The researchers screened for 29 different microorganisms that can infect salmon, and detected the presence of 22 of those.
That includes bacteria like Moritella viscosa, which causes skin lesions that lead to chronic health issues in salmon, and Tenacibaculum maritimum, which causes mouth rot. Other pathogens included in the study may cause less severe infections.
"We don't really know what the impact of some of those less severe pathogens are when the infection is in a migrating salmon that has hundreds or thousands of kilometres of open water to cover, and then the infection has time to increase in severity," Shea said.
Study co-author Martin Krkosek, an associate professor of biology at the University of Toronto, said the results are particularly interesting in light of the COVID-19 pandemic. As he points out, the outbreak of the novel coronavirus is believed to have begun with transmission from wild animals to humans.

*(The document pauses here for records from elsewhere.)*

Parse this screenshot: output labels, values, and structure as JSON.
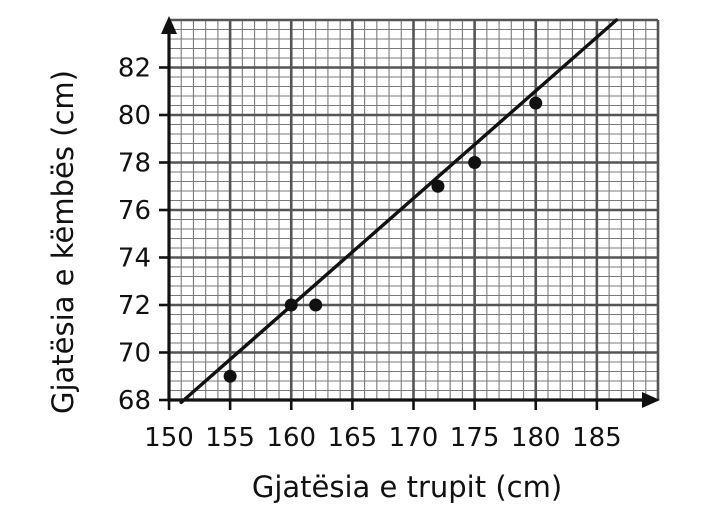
{
  "chart_data": {
    "type": "scatter",
    "xlabel": "Gjatësia e trupit (cm)",
    "ylabel": "Gjatësia e këmbës (cm)",
    "xlim": [
      150,
      190
    ],
    "ylim": [
      68,
      84
    ],
    "x_ticks": [
      150,
      155,
      160,
      165,
      170,
      175,
      180,
      185
    ],
    "y_ticks": [
      68,
      70,
      72,
      74,
      76,
      78,
      80,
      82
    ],
    "x_tick_labels": [
      "150",
      "155",
      "160",
      "165",
      "170",
      "175",
      "180",
      "185"
    ],
    "y_tick_labels": [
      "68",
      "70",
      "72",
      "74",
      "76",
      "78",
      "80",
      "82"
    ],
    "grid": true,
    "minor_grid": {
      "x_step": 1,
      "y_step": 0.4
    },
    "points": [
      {
        "x": 155,
        "y": 69
      },
      {
        "x": 160,
        "y": 72
      },
      {
        "x": 162,
        "y": 72
      },
      {
        "x": 172,
        "y": 77
      },
      {
        "x": 175,
        "y": 78
      },
      {
        "x": 180,
        "y": 80.5
      }
    ],
    "trend_line": {
      "x1": 151,
      "y1": 67.9,
      "x2": 186.6,
      "y2": 84
    },
    "colors": {
      "grid": "#7a7a7a",
      "ink": "#111111",
      "background": "#ffffff"
    }
  }
}
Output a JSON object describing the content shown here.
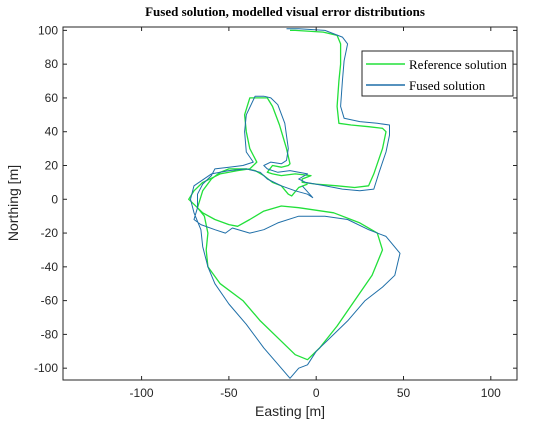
{
  "chart_data": {
    "type": "line",
    "title": "Fused solution, modelled visual error distributions",
    "xlabel": "Easting [m]",
    "ylabel": "Northing [m]",
    "xlim": [
      -145,
      115
    ],
    "ylim": [
      -107,
      102
    ],
    "xticks": [
      -100,
      -50,
      0,
      50,
      100
    ],
    "yticks": [
      -100,
      -80,
      -60,
      -40,
      -20,
      0,
      20,
      40,
      60,
      80,
      100
    ],
    "grid": false,
    "legend_position": "top-right",
    "series": [
      {
        "name": "Reference solution",
        "color": "#22e03a",
        "points": [
          [
            -15,
            100
          ],
          [
            -12,
            100
          ],
          [
            4,
            99
          ],
          [
            12,
            97
          ],
          [
            14,
            92
          ],
          [
            14,
            80
          ],
          [
            13,
            70
          ],
          [
            12,
            55
          ],
          [
            13,
            45
          ],
          [
            20,
            44
          ],
          [
            30,
            43
          ],
          [
            38,
            42
          ],
          [
            40,
            40
          ],
          [
            38,
            30
          ],
          [
            33,
            15
          ],
          [
            30,
            8
          ],
          [
            22,
            7
          ],
          [
            12,
            8
          ],
          [
            0,
            9
          ],
          [
            -8,
            10
          ],
          [
            -8,
            12
          ],
          [
            -3,
            14
          ],
          [
            -12,
            15
          ],
          [
            -20,
            14
          ],
          [
            -25,
            15
          ],
          [
            -28,
            16
          ],
          [
            -25,
            20
          ],
          [
            -20,
            19
          ],
          [
            -16,
            20
          ],
          [
            -15,
            21
          ],
          [
            -17,
            30
          ],
          [
            -21,
            44
          ],
          [
            -25,
            55
          ],
          [
            -28,
            60
          ],
          [
            -38,
            60
          ],
          [
            -41,
            50
          ],
          [
            -40,
            40
          ],
          [
            -38,
            30
          ],
          [
            -34,
            22
          ],
          [
            -38,
            18
          ],
          [
            -45,
            17
          ],
          [
            -55,
            15
          ],
          [
            -65,
            10
          ],
          [
            -70,
            5
          ],
          [
            -73,
            0
          ],
          [
            -70,
            -3
          ],
          [
            -65,
            -8
          ],
          [
            -58,
            -12
          ],
          [
            -50,
            -15
          ],
          [
            -45,
            -16
          ],
          [
            -38,
            -12
          ],
          [
            -30,
            -7
          ],
          [
            -20,
            -4
          ],
          [
            -10,
            -5
          ],
          [
            10,
            -8
          ],
          [
            25,
            -14
          ],
          [
            35,
            -20
          ],
          [
            38,
            -30
          ],
          [
            32,
            -45
          ],
          [
            22,
            -60
          ],
          [
            12,
            -75
          ],
          [
            2,
            -88
          ],
          [
            -5,
            -95
          ],
          [
            -12,
            -92
          ],
          [
            -22,
            -82
          ],
          [
            -32,
            -72
          ],
          [
            -42,
            -60
          ],
          [
            -55,
            -50
          ],
          [
            -62,
            -40
          ],
          [
            -63,
            -30
          ],
          [
            -62,
            -20
          ],
          [
            -64,
            -10
          ],
          [
            -68,
            -5
          ],
          [
            -65,
            5
          ],
          [
            -60,
            12
          ],
          [
            -55,
            16
          ],
          [
            -50,
            18
          ],
          [
            -45,
            18
          ],
          [
            -40,
            18
          ],
          [
            -35,
            17
          ],
          [
            -30,
            14
          ],
          [
            -25,
            10
          ],
          [
            -20,
            8
          ],
          [
            -16,
            3
          ],
          [
            -14,
            2
          ],
          [
            -10,
            7
          ],
          [
            -5,
            9
          ]
        ]
      },
      {
        "name": "Fused solution",
        "color": "#1f6fa8",
        "points": [
          [
            -17,
            101
          ],
          [
            -10,
            101
          ],
          [
            5,
            100
          ],
          [
            15,
            96
          ],
          [
            18,
            92
          ],
          [
            16,
            82
          ],
          [
            15,
            70
          ],
          [
            14,
            55
          ],
          [
            16,
            48
          ],
          [
            25,
            46
          ],
          [
            35,
            45
          ],
          [
            42,
            44
          ],
          [
            42,
            38
          ],
          [
            40,
            28
          ],
          [
            36,
            16
          ],
          [
            33,
            6
          ],
          [
            25,
            5
          ],
          [
            15,
            6
          ],
          [
            5,
            8
          ],
          [
            -6,
            10
          ],
          [
            -10,
            12
          ],
          [
            -5,
            15
          ],
          [
            -15,
            17
          ],
          [
            -22,
            16
          ],
          [
            -28,
            18
          ],
          [
            -30,
            20
          ],
          [
            -26,
            22
          ],
          [
            -20,
            21
          ],
          [
            -17,
            23
          ],
          [
            -16,
            30
          ],
          [
            -18,
            45
          ],
          [
            -22,
            56
          ],
          [
            -26,
            60
          ],
          [
            -30,
            61
          ],
          [
            -35,
            61
          ],
          [
            -40,
            50
          ],
          [
            -41,
            40
          ],
          [
            -40,
            28
          ],
          [
            -36,
            22
          ],
          [
            -42,
            20
          ],
          [
            -50,
            19
          ],
          [
            -58,
            18
          ],
          [
            -60,
            14
          ],
          [
            -65,
            9
          ],
          [
            -68,
            3
          ],
          [
            -68,
            -5
          ],
          [
            -70,
            -12
          ],
          [
            -66,
            -15
          ],
          [
            -58,
            -18
          ],
          [
            -52,
            -20
          ],
          [
            -48,
            -17
          ],
          [
            -38,
            -20
          ],
          [
            -30,
            -18
          ],
          [
            -22,
            -14
          ],
          [
            -10,
            -10
          ],
          [
            5,
            -10
          ],
          [
            18,
            -12
          ],
          [
            30,
            -18
          ],
          [
            40,
            -22
          ],
          [
            48,
            -32
          ],
          [
            45,
            -45
          ],
          [
            38,
            -52
          ],
          [
            28,
            -60
          ],
          [
            18,
            -72
          ],
          [
            10,
            -80
          ],
          [
            0,
            -90
          ],
          [
            -5,
            -98
          ],
          [
            -10,
            -100
          ],
          [
            -15,
            -106
          ],
          [
            -20,
            -100
          ],
          [
            -30,
            -88
          ],
          [
            -40,
            -74
          ],
          [
            -50,
            -62
          ],
          [
            -58,
            -50
          ],
          [
            -62,
            -40
          ],
          [
            -65,
            -28
          ],
          [
            -66,
            -18
          ],
          [
            -70,
            -8
          ],
          [
            -72,
            0
          ],
          [
            -70,
            8
          ],
          [
            -60,
            15
          ],
          [
            -50,
            17
          ],
          [
            -40,
            18
          ],
          [
            -32,
            16
          ],
          [
            -28,
            12
          ],
          [
            -20,
            8
          ],
          [
            -12,
            5
          ],
          [
            -5,
            3
          ],
          [
            -2,
            1
          ],
          [
            -8,
            8
          ]
        ]
      }
    ]
  }
}
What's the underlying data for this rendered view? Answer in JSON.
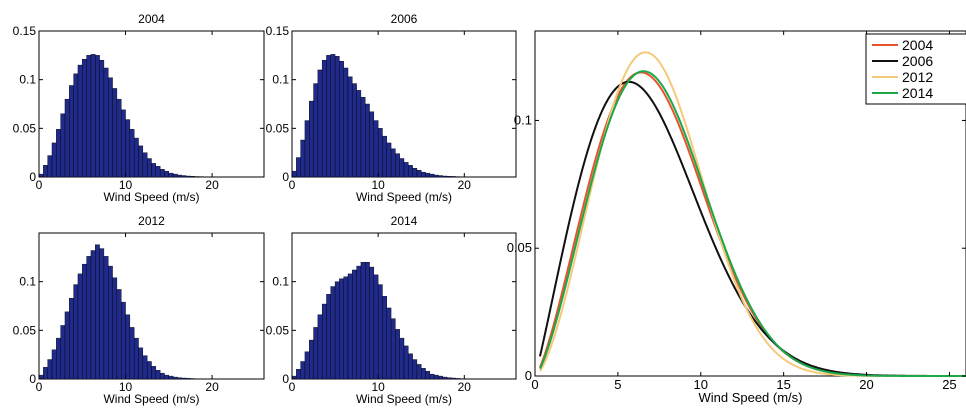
{
  "chart_data": [
    {
      "type": "bar",
      "title": "2004",
      "xlabel": "Wind Speed (m/s)",
      "ylabel": "",
      "xlim": [
        0,
        26
      ],
      "ylim": [
        0,
        0.15
      ],
      "xticks": [
        0,
        10,
        20
      ],
      "yticks": [
        0,
        0.05,
        0.1,
        0.15
      ],
      "ytick_labels": [
        "0",
        "0.05",
        "0.1",
        "0.15"
      ],
      "bar_color": "#1f2a8a",
      "bin_width": 0.5,
      "x": [
        0.25,
        0.75,
        1.25,
        1.75,
        2.25,
        2.75,
        3.25,
        3.75,
        4.25,
        4.75,
        5.25,
        5.75,
        6.25,
        6.75,
        7.25,
        7.75,
        8.25,
        8.75,
        9.25,
        9.75,
        10.25,
        10.75,
        11.25,
        11.75,
        12.25,
        12.75,
        13.25,
        13.75,
        14.25,
        14.75,
        15.25,
        15.75,
        16.25,
        16.75,
        17.25,
        17.75,
        18.25,
        18.75,
        19.25,
        19.75,
        20.25,
        20.75,
        21.25,
        21.75
      ],
      "values": [
        0.003,
        0.012,
        0.022,
        0.035,
        0.049,
        0.065,
        0.08,
        0.094,
        0.106,
        0.115,
        0.121,
        0.125,
        0.126,
        0.125,
        0.12,
        0.112,
        0.102,
        0.091,
        0.08,
        0.069,
        0.059,
        0.049,
        0.04,
        0.032,
        0.025,
        0.019,
        0.014,
        0.011,
        0.008,
        0.006,
        0.004,
        0.003,
        0.002,
        0.0015,
        0.001,
        0.0008,
        0.0005,
        0.0004,
        0.0003,
        0.0002,
        0.0001,
        0.0001,
        0.0001,
        0.0001
      ]
    },
    {
      "type": "bar",
      "title": "2006",
      "xlabel": "Wind Speed (m/s)",
      "ylabel": "",
      "xlim": [
        0,
        26
      ],
      "ylim": [
        0,
        0.15
      ],
      "xticks": [
        0,
        10,
        20
      ],
      "yticks": [
        0,
        0.05,
        0.1,
        0.15
      ],
      "ytick_labels": [
        "0",
        "0.05",
        "0.1",
        "0.15"
      ],
      "bar_color": "#1f2a8a",
      "bin_width": 0.5,
      "x": [
        0.25,
        0.75,
        1.25,
        1.75,
        2.25,
        2.75,
        3.25,
        3.75,
        4.25,
        4.75,
        5.25,
        5.75,
        6.25,
        6.75,
        7.25,
        7.75,
        8.25,
        8.75,
        9.25,
        9.75,
        10.25,
        10.75,
        11.25,
        11.75,
        12.25,
        12.75,
        13.25,
        13.75,
        14.25,
        14.75,
        15.25,
        15.75,
        16.25,
        16.75,
        17.25,
        17.75,
        18.25,
        18.75,
        19.25,
        19.75,
        20.25,
        20.75,
        21.25,
        21.75,
        22.25
      ],
      "values": [
        0.006,
        0.02,
        0.038,
        0.058,
        0.078,
        0.096,
        0.11,
        0.12,
        0.125,
        0.126,
        0.124,
        0.119,
        0.112,
        0.103,
        0.096,
        0.089,
        0.082,
        0.075,
        0.067,
        0.058,
        0.05,
        0.042,
        0.035,
        0.029,
        0.024,
        0.019,
        0.015,
        0.012,
        0.009,
        0.007,
        0.005,
        0.004,
        0.003,
        0.002,
        0.0015,
        0.001,
        0.0008,
        0.0006,
        0.0004,
        0.0003,
        0.0002,
        0.0002,
        0.0001,
        0.0001,
        0.0001
      ]
    },
    {
      "type": "bar",
      "title": "2012",
      "xlabel": "Wind Speed (m/s)",
      "ylabel": "",
      "xlim": [
        0,
        26
      ],
      "ylim": [
        0,
        0.15
      ],
      "xticks": [
        0,
        10,
        20
      ],
      "yticks": [
        0,
        0.05,
        0.1
      ],
      "ytick_labels": [
        "0",
        "0.05",
        "0.1"
      ],
      "bar_color": "#1f2a8a",
      "bin_width": 0.5,
      "x": [
        0.25,
        0.75,
        1.25,
        1.75,
        2.25,
        2.75,
        3.25,
        3.75,
        4.25,
        4.75,
        5.25,
        5.75,
        6.25,
        6.75,
        7.25,
        7.75,
        8.25,
        8.75,
        9.25,
        9.75,
        10.25,
        10.75,
        11.25,
        11.75,
        12.25,
        12.75,
        13.25,
        13.75,
        14.25,
        14.75,
        15.25,
        15.75,
        16.25,
        16.75,
        17.25,
        17.75,
        18.25,
        18.75,
        19.25,
        19.75
      ],
      "values": [
        0.004,
        0.012,
        0.02,
        0.03,
        0.042,
        0.055,
        0.069,
        0.083,
        0.097,
        0.108,
        0.118,
        0.126,
        0.132,
        0.138,
        0.134,
        0.126,
        0.116,
        0.104,
        0.092,
        0.079,
        0.066,
        0.053,
        0.042,
        0.032,
        0.024,
        0.018,
        0.013,
        0.009,
        0.006,
        0.004,
        0.003,
        0.002,
        0.0014,
        0.001,
        0.0007,
        0.0005,
        0.0003,
        0.0002,
        0.0001,
        0.0001
      ]
    },
    {
      "type": "bar",
      "title": "2014",
      "xlabel": "Wind Speed (m/s)",
      "ylabel": "",
      "xlim": [
        0,
        26
      ],
      "ylim": [
        0,
        0.15
      ],
      "xticks": [
        0,
        10,
        20
      ],
      "yticks": [
        0,
        0.05,
        0.1
      ],
      "ytick_labels": [
        "0",
        "0.05",
        "0.1"
      ],
      "bar_color": "#1f2a8a",
      "bin_width": 0.5,
      "x": [
        0.25,
        0.75,
        1.25,
        1.75,
        2.25,
        2.75,
        3.25,
        3.75,
        4.25,
        4.75,
        5.25,
        5.75,
        6.25,
        6.75,
        7.25,
        7.75,
        8.25,
        8.75,
        9.25,
        9.75,
        10.25,
        10.75,
        11.25,
        11.75,
        12.25,
        12.75,
        13.25,
        13.75,
        14.25,
        14.75,
        15.25,
        15.75,
        16.25,
        16.75,
        17.25,
        17.75,
        18.25,
        18.75,
        19.25,
        19.75,
        20.25
      ],
      "values": [
        0.003,
        0.01,
        0.018,
        0.028,
        0.04,
        0.053,
        0.066,
        0.077,
        0.087,
        0.095,
        0.1,
        0.103,
        0.105,
        0.108,
        0.112,
        0.116,
        0.12,
        0.12,
        0.115,
        0.107,
        0.097,
        0.085,
        0.073,
        0.062,
        0.051,
        0.042,
        0.034,
        0.026,
        0.02,
        0.015,
        0.011,
        0.008,
        0.005,
        0.004,
        0.003,
        0.002,
        0.0014,
        0.001,
        0.0006,
        0.0004,
        0.0002
      ]
    },
    {
      "type": "line",
      "title": "",
      "xlabel": "Wind Speed (m/s)",
      "ylabel": "",
      "xlim": [
        0,
        26
      ],
      "ylim": [
        0,
        0.135
      ],
      "xticks": [
        0,
        5,
        10,
        15,
        20,
        25
      ],
      "yticks": [
        0,
        0.05,
        0.1
      ],
      "ytick_labels": [
        "0",
        "0.05",
        "0.1"
      ],
      "legend": "top-right",
      "series": [
        {
          "name": "2004",
          "color": "#e8532b",
          "k": 2.35,
          "c": 8.1
        },
        {
          "name": "2006",
          "color": "#111111",
          "k": 2.1,
          "c": 7.7
        },
        {
          "name": "2012",
          "color": "#f5c97a",
          "k": 2.55,
          "c": 8.1
        },
        {
          "name": "2014",
          "color": "#1aa84a",
          "k": 2.4,
          "c": 8.2
        }
      ]
    }
  ]
}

"There's a broad diversity of pathogens that are being passed between domesticated and wild animals, and that's one of the main mechanisms from which you get these new diseases," Krkosek said.
"Dynamics that underlie the emergence of COVID and other human infectious diseases are still at play when we're thinking about things like fisheries management. We've got a diversity of pathogens here whose transmission dynamics are being augmented by the introduction of domesticated fish populations in British Columbia."